Editor’s Note
The Finance Ministry has confirmed that 28 cryptocurrency exchanges are now registered with India’s Financial Intelligence Unit, with registration for offshore platforms ongoing. This marks a significant step in the formal oversight of virtual digital assets in the country.

On the first day of the Winter Session of Parliament on Monday, Minister of State for Finance Pankaj Chaudhary provided important information related to cryptocurrency in the Lok Sabha. The Finance Ministry stated that 28 crypto exchanges or Virtual Digital Asset (VDA) service providers have registered with the Financial Intelligence Unit-India (FIU-IND). According to Pankaj Chaudhary, the registration process for offshore crypto exchanges and VDA service providers is ongoing.
On December 4, the Minister of State informed Parliament that, in addition to registering in the country, offshore crypto exchanges must comply with Anti-Money Laundering and Counter Financing of Terrorism (CFT) guidelines under the Prevention of Money Laundering Act (PMLA). If offshore platforms do not follow the guidelines, appropriate action will be taken against them under the PMLA.

These 28 companies include names like CoinEx, Unocoin, Bitbns, ZebPay, WazirX, CoinSwitch, CoinSwitchX, and Rario. There are also crypto exchanges like Binance and Coinbase that are providing services to cryptocurrency users.
On the first day of the Winter Session, Lok Sabha MP Lavu Sri Krishna Devarayalu raised questions regarding the growing business of cryptocurrency in the country. He asked whether Anti-Money Laundering guidelines and reporting requirements apply to offshore crypto exchanges operating in the Indian market as well, and what the government is doing to regulate this risky financial asset to protect crypto investors.

This step by the government is a major relief for Indian crypto exchanges, as over the past few years, Indian crypto exchanges have seen a decline in trading volume on their platforms. Crypto users are choosing offshore exchanges in an attempt to avoid paying the 30% tax on income. In fact, a 1% TDS is levied on profits from Virtual Digital Assets (VDA) and on purchase and sale transactions exceeding 10,000 rupees.

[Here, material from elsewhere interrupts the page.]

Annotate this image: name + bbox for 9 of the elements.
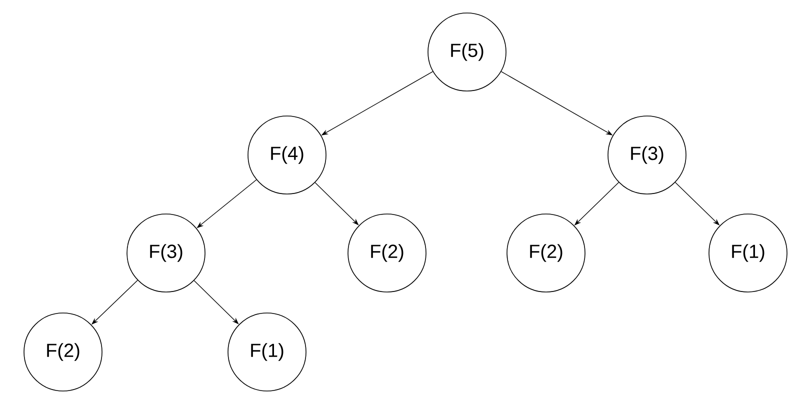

In March 2023, the crypto or virtual asset industries were brought under the purview of the Prevention of Money Laundering Act, 2002 (PMLA). Under this, the Finance Ministry included Virtual Digital Assets (VDA) or crypto exchanges and intermediaries as reporting entities under the PMLA. Under the rules, crypto exchanges are required to report any suspicious activity to the Financial Intelligence Unit-India (FIU-IND). This made it mandatory for crypto exchanges that are Virtual Digital Asset Service Providers (VDA SPs) to conduct KYC of their platform users and customers. Entities falling under the PMLA’s reporting scope are required to maintain KYC details and other documents related to the financial transactions of customers and owners.